Trade matters to U.S. economy
A way to create more job, by finalizing three pending trade agreements, has been handed to the administration and Congress on a proverbial silver platter. Whether they act on the opportunity should play a role in whether voters support incumbents in the 2012 elections.
Most economists agree that the United States must add around 150,000 new jobs every month to keep pace with the number of people entering the job market. It’s a tall order, and that’s only what is needed to keep the unemployment rate flat. We have to add even more jobs to lower unemployment.
According to USDA statistics, every $1 billion in agricultural exports supports 9,000 U.S. jobs, not just on the farm but also in transportation, food processing and packing, shipping, and sales. Our agricultural exports came to nearly $116 billion last year, so America’s farmers and ranchers are already doing a lot to create jobs. Do the math and you’ll see that last year’s agriculture exports were equal to about half of the job growth that was needed for the year.
Farmers and ranchers could do even more. Trade agreements that the United States has negotiated with South Korea, Colombia, and Panama would help us play to our strength, agriculture exports. The agreements would wipe out tariffs that currently make our exports less competitive in these growing markets.

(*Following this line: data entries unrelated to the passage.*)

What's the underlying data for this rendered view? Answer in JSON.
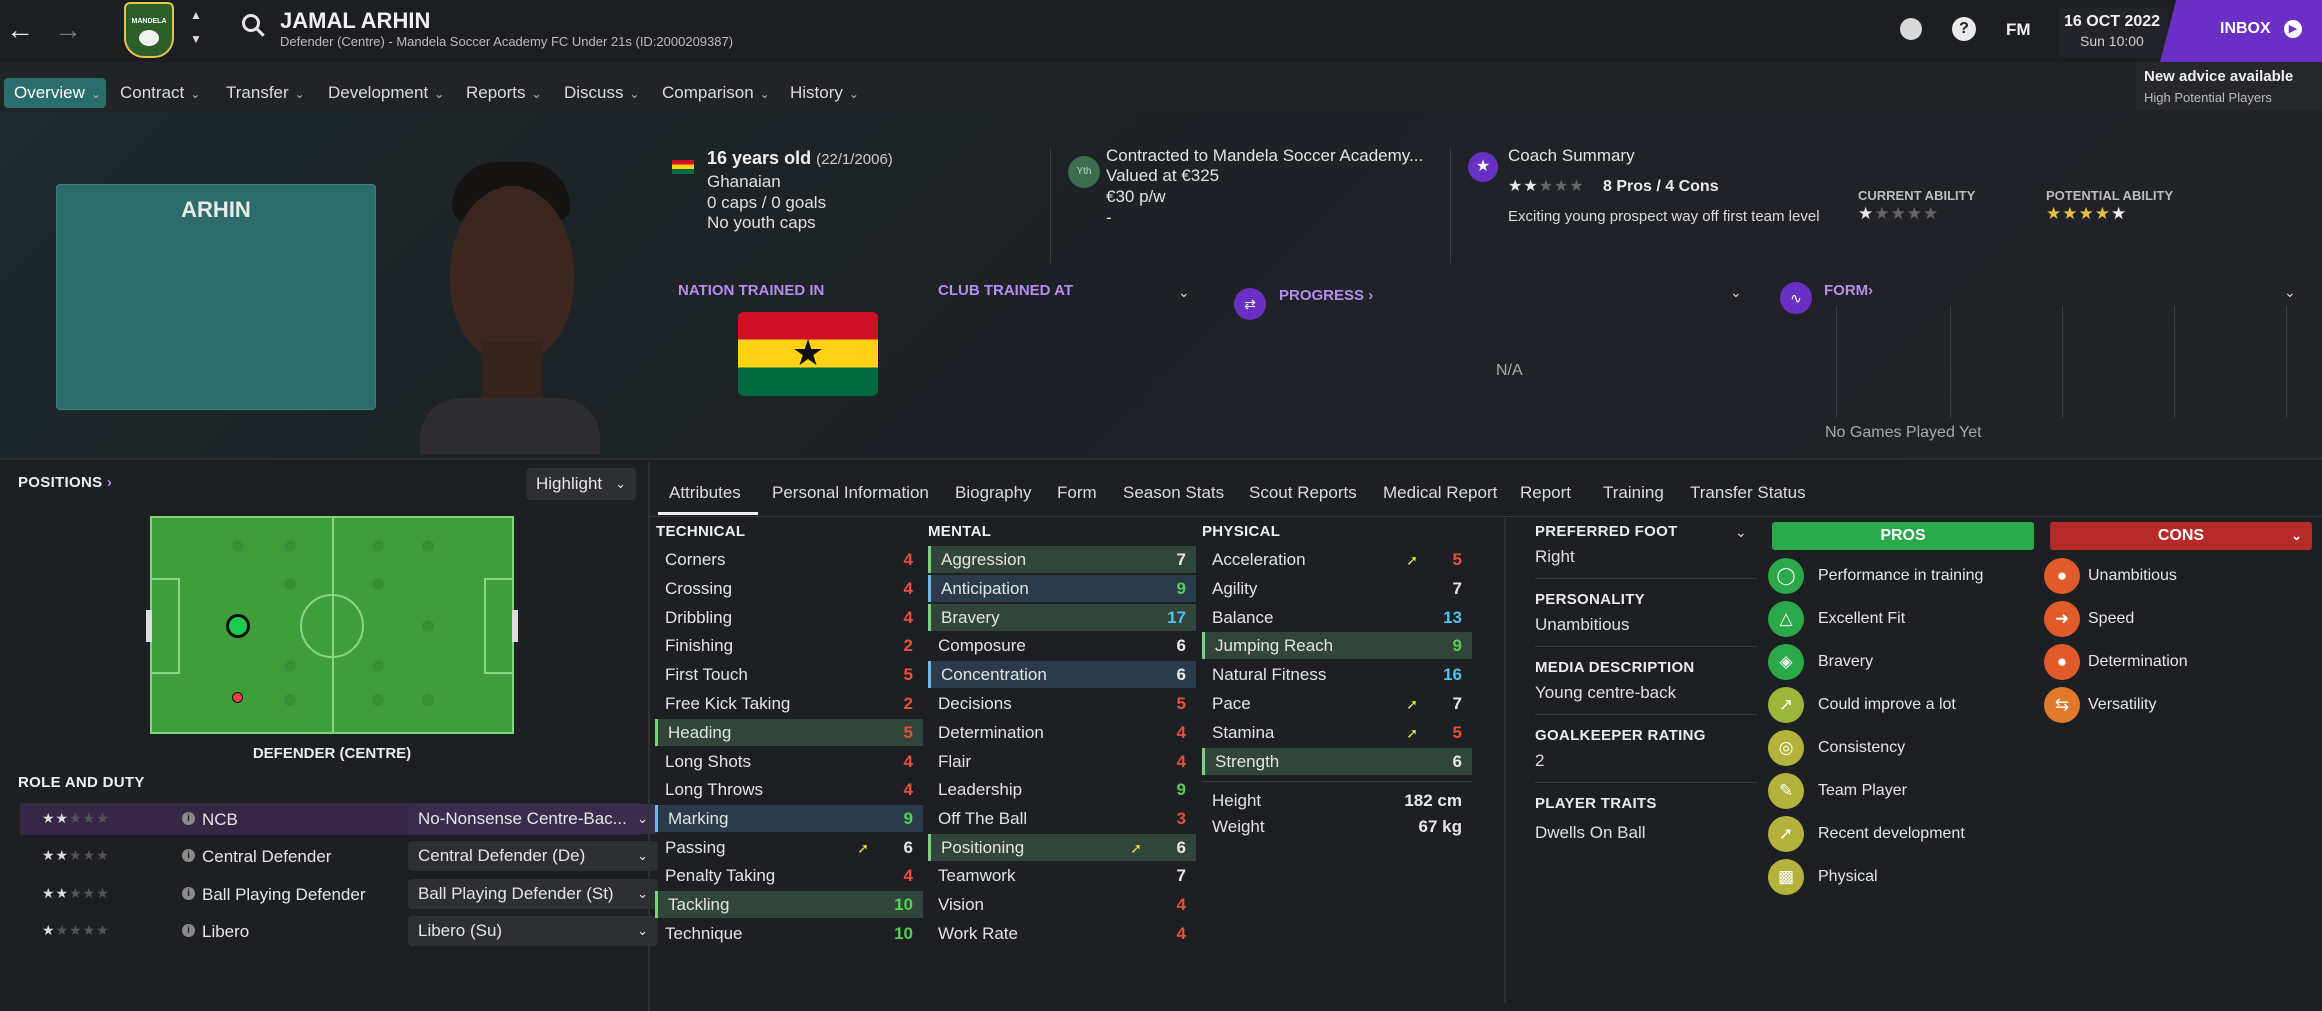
{
  "header": {
    "player_name": "JAMAL ARHIN",
    "player_sub": "Defender (Centre) - Mandela Soccer Academy FC Under 21s (ID:2000209387)",
    "fm_label": "FM",
    "date": "16 OCT 2022",
    "time": "Sun 10:00",
    "inbox_label": "INBOX",
    "advice_title": "New advice available",
    "advice_sub": "High Potential Players",
    "badge_text": "MANDELA"
  },
  "nav": [
    "Overview",
    "Contract",
    "Transfer",
    "Development",
    "Reports",
    "Discuss",
    "Comparison",
    "History"
  ],
  "hero": {
    "shirt_name": "ARHIN",
    "age": "16 years old",
    "dob": "(22/1/2006)",
    "nationality": "Ghanaian",
    "caps": "0 caps / 0 goals",
    "youth_caps": "No youth caps",
    "yth_badge": "Yth",
    "contract": "Contracted to Mandela Soccer Academy...",
    "value": "Valued at €325",
    "wage": "€30 p/w",
    "wage_dash": "-",
    "coach_title": "Coach Summary",
    "pros_cons": "8 Pros / 4 Cons",
    "coach_text": "Exciting young prospect way off first team level",
    "current_ability_label": "CURRENT ABILITY",
    "potential_ability_label": "POTENTIAL ABILITY",
    "current_ability_stars": 1,
    "potential_ability_stars": 4.5,
    "coach_stars": 2,
    "nation_trained_label": "NATION TRAINED IN",
    "club_trained_label": "CLUB TRAINED AT",
    "progress_label": "PROGRESS",
    "progress_value": "N/A",
    "form_label": "FORM",
    "form_empty": "No Games Played Yet"
  },
  "positions": {
    "title": "POSITIONS",
    "highlight_label": "Highlight",
    "position_name": "DEFENDER (CENTRE)",
    "role_title": "ROLE AND DUTY",
    "roles": [
      {
        "stars": 2,
        "name": "NCB",
        "duty": "No-Nonsense Centre-Bac..."
      },
      {
        "stars": 2,
        "name": "Central Defender",
        "duty": "Central Defender (De)"
      },
      {
        "stars": 2,
        "name": "Ball Playing Defender",
        "duty": "Ball Playing Defender (St)"
      },
      {
        "stars": 1,
        "name": "Libero",
        "duty": "Libero (Su)"
      }
    ]
  },
  "tabs": [
    "Attributes",
    "Personal Information",
    "Biography",
    "Form",
    "Season Stats",
    "Scout Reports",
    "Medical Report",
    "Report",
    "Training",
    "Transfer Status"
  ],
  "attributes": {
    "technical_title": "TECHNICAL",
    "mental_title": "MENTAL",
    "physical_title": "PHYSICAL",
    "technical": [
      {
        "name": "Corners",
        "value": "4"
      },
      {
        "name": "Crossing",
        "value": "4"
      },
      {
        "name": "Dribbling",
        "value": "4"
      },
      {
        "name": "Finishing",
        "value": "2"
      },
      {
        "name": "First Touch",
        "value": "5"
      },
      {
        "name": "Free Kick Taking",
        "value": "2"
      },
      {
        "name": "Heading",
        "value": "5"
      },
      {
        "name": "Long Shots",
        "value": "4"
      },
      {
        "name": "Long Throws",
        "value": "4"
      },
      {
        "name": "Marking",
        "value": "9"
      },
      {
        "name": "Passing",
        "value": "6"
      },
      {
        "name": "Penalty Taking",
        "value": "4"
      },
      {
        "name": "Tackling",
        "value": "10"
      },
      {
        "name": "Technique",
        "value": "10"
      }
    ],
    "mental": [
      {
        "name": "Aggression",
        "value": "7"
      },
      {
        "name": "Anticipation",
        "value": "9"
      },
      {
        "name": "Bravery",
        "value": "17"
      },
      {
        "name": "Composure",
        "value": "6"
      },
      {
        "name": "Concentration",
        "value": "6"
      },
      {
        "name": "Decisions",
        "value": "5"
      },
      {
        "name": "Determination",
        "value": "4"
      },
      {
        "name": "Flair",
        "value": "4"
      },
      {
        "name": "Leadership",
        "value": "9"
      },
      {
        "name": "Off The Ball",
        "value": "3"
      },
      {
        "name": "Positioning",
        "value": "6"
      },
      {
        "name": "Teamwork",
        "value": "7"
      },
      {
        "name": "Vision",
        "value": "4"
      },
      {
        "name": "Work Rate",
        "value": "4"
      }
    ],
    "physical": [
      {
        "name": "Acceleration",
        "value": "5"
      },
      {
        "name": "Agility",
        "value": "7"
      },
      {
        "name": "Balance",
        "value": "13"
      },
      {
        "name": "Jumping Reach",
        "value": "9"
      },
      {
        "name": "Natural Fitness",
        "value": "16"
      },
      {
        "name": "Pace",
        "value": "7"
      },
      {
        "name": "Stamina",
        "value": "5"
      },
      {
        "name": "Strength",
        "value": "6"
      }
    ],
    "height_label": "Height",
    "height": "182 cm",
    "weight_label": "Weight",
    "weight": "67 kg"
  },
  "profile": {
    "pref_foot_label": "PREFERRED FOOT",
    "pref_foot": "Right",
    "personality_label": "PERSONALITY",
    "personality": "Unambitious",
    "media_label": "MEDIA DESCRIPTION",
    "media": "Young centre-back",
    "gk_label": "GOALKEEPER RATING",
    "gk": "2",
    "traits_label": "PLAYER TRAITS",
    "traits": "Dwells On Ball"
  },
  "pros_label": "PROS",
  "cons_label": "CONS",
  "pros": [
    "Performance in training",
    "Excellent Fit",
    "Bravery",
    "Could improve a lot",
    "Consistency",
    "Team Player",
    "Recent development",
    "Physical"
  ],
  "cons": [
    "Unambitious",
    "Speed",
    "Determination",
    "Versatility"
  ],
  "colors": {
    "accent": "#7b2fd6",
    "pros": "#2aa84a",
    "cons": "#b62a2a",
    "pitch": "#3f9e3a"
  }
}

By passing all three agreements, nearly 22,500 jobs would be supported. Any kid who is saving for a new bike, or more likely these days, an iPad, knows that every dollar you put into the piggy bank helps. Adding more than 22,000 jobs through agriculture exports would be a substantial addition to our jobs piggy bank.
By not completing the trade agreements, the United States is losing market share to other countries that are negotiating, and more importantly, completing, their own trade deals with Korea, Colombia, and Panama. Further delay by the United States changes the game from one of increasing our exports to just trying to keep our current footing.

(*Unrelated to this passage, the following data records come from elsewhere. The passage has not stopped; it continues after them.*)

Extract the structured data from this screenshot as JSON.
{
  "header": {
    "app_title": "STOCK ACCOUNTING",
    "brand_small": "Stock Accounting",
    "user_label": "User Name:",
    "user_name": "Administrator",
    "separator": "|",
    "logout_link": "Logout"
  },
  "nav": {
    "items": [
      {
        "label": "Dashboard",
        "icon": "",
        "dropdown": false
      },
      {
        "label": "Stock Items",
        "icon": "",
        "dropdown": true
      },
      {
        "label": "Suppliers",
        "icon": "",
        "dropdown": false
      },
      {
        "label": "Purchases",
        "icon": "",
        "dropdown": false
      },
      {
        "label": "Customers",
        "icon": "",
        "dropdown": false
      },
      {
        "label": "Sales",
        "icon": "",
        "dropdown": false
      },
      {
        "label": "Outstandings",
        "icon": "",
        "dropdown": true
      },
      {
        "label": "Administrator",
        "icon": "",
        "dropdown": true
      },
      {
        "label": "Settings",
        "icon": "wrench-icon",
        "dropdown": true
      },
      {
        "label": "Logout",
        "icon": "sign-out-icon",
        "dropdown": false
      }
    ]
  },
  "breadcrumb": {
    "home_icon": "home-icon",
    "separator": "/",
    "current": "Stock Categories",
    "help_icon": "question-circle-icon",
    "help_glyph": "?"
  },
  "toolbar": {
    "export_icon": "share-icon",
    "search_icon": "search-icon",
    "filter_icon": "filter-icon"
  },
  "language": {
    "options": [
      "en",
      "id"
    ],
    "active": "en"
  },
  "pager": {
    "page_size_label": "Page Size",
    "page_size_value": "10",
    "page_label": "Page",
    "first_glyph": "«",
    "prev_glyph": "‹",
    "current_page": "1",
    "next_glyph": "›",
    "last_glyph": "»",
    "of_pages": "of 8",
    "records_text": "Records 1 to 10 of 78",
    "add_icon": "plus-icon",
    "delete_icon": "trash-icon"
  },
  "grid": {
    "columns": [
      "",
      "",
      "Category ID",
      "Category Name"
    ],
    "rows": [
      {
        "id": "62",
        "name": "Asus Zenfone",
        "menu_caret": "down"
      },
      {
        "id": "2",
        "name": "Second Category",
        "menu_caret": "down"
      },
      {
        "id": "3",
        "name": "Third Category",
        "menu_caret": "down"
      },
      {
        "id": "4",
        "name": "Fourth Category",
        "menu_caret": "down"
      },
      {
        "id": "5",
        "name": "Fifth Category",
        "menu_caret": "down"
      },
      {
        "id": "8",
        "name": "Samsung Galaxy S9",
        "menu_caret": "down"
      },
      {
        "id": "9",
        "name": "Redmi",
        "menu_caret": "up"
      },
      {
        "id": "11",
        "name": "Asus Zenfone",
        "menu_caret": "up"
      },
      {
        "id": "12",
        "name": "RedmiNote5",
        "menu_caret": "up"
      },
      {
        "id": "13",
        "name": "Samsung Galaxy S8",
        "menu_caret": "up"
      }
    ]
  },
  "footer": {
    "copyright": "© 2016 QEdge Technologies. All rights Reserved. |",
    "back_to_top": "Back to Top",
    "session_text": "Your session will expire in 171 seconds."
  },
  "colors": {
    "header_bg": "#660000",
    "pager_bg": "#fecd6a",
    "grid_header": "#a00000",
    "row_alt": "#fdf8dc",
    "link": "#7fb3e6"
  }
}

The last of those trade agreements was signed in 2007, meaning little has happened with them in four years, four years when we could’ve used more jobs like Texas and Oklahoma could use more rain right about now, which is to say pretty badly. But that’s all water under the bridge. Looking ahead, the Obama administration is striking new deals on issues it is concerned about, and that will allow the trade agreements to move forward.
The next step is for the president to send implementing legislation to Congress, and then for Congress to approve the bills, quickly. After all, we’ve waited long enough.

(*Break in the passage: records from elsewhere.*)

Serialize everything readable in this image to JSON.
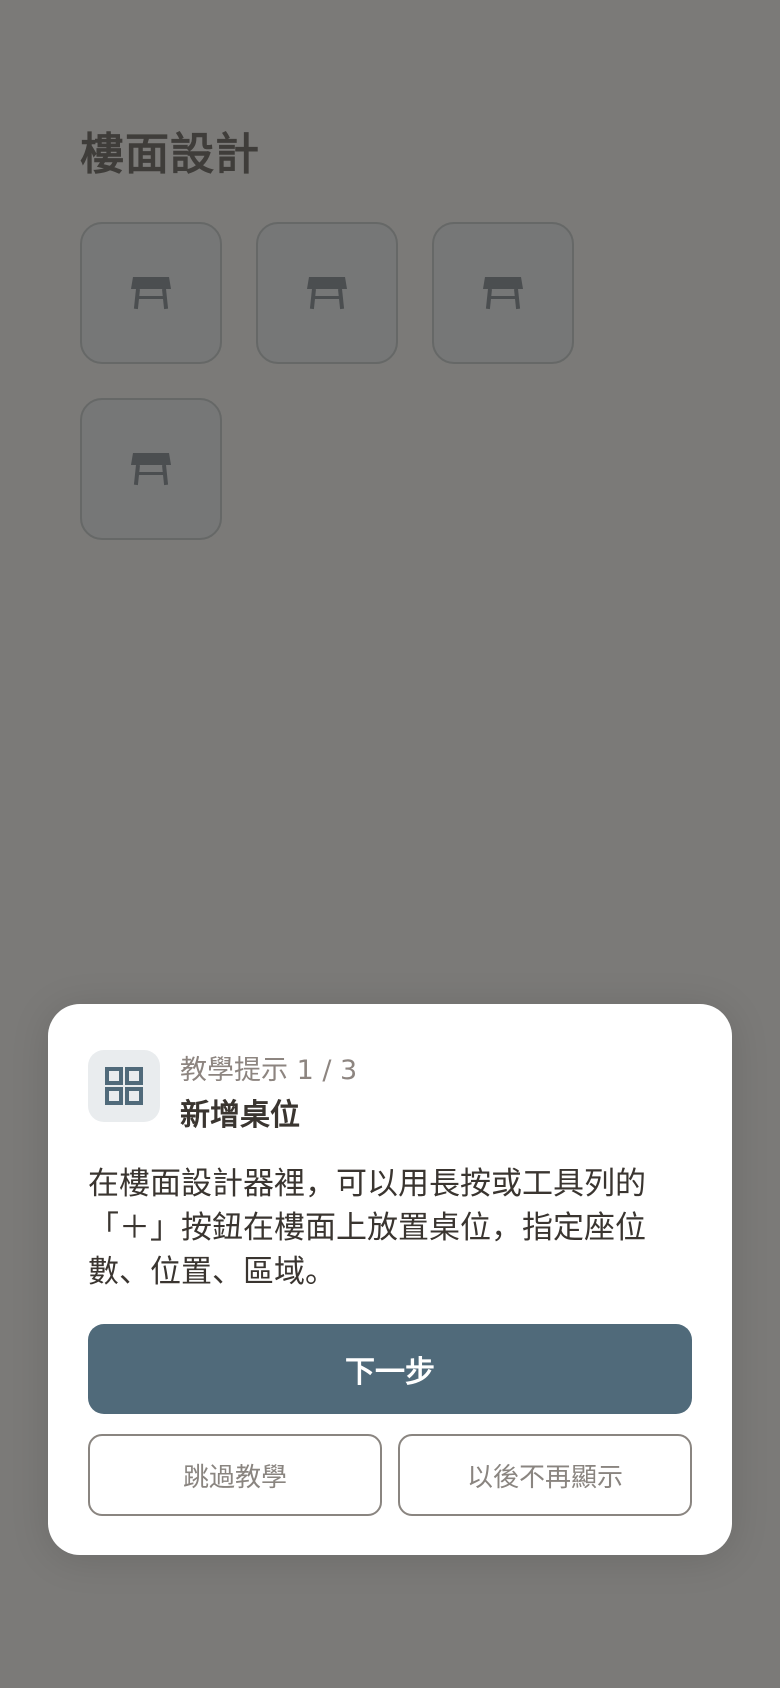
{
  "page": {
    "title": "樓面設計"
  },
  "tables": [
    {
      "icon": "table-icon"
    },
    {
      "icon": "table-icon"
    },
    {
      "icon": "table-icon"
    },
    {
      "icon": "table-icon"
    }
  ],
  "tutorial": {
    "icon": "grid-icon",
    "step_label": "教學提示 1 / 3",
    "title": "新增桌位",
    "body": "在樓面設計器裡，可以用長按或工具列的「＋」按鈕在樓面上放置桌位，指定座位數、位置、區域。",
    "next_label": "下一步",
    "skip_label": "跳過教學",
    "dont_show_label": "以後不再顯示"
  },
  "colors": {
    "overlay_background": "#7b7a78",
    "primary_button": "#506a7a",
    "sheet_background": "#ffffff",
    "muted_text": "#8d8580"
  }
}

To help make the point that the trade agreements should be completed without further delay, Farm Bureau has launched the “Trade Matters” campaign. Farm Bureau members are getting in touch with their senators and representatives to let them know that trade matters a great deal to them now, and it will matter when they head to the polls 18 months from now.
If you care about our economy, then trade should matter to you, too. Contact your members of Congress and let them know that you expect them to support U.S. agriculture and job growth by approving the trade agreements with Korea, Colombia, and Panama.
Lynne Finnerty is the editor of FBNews, the official newspaper of the American Farm Bureau Federation.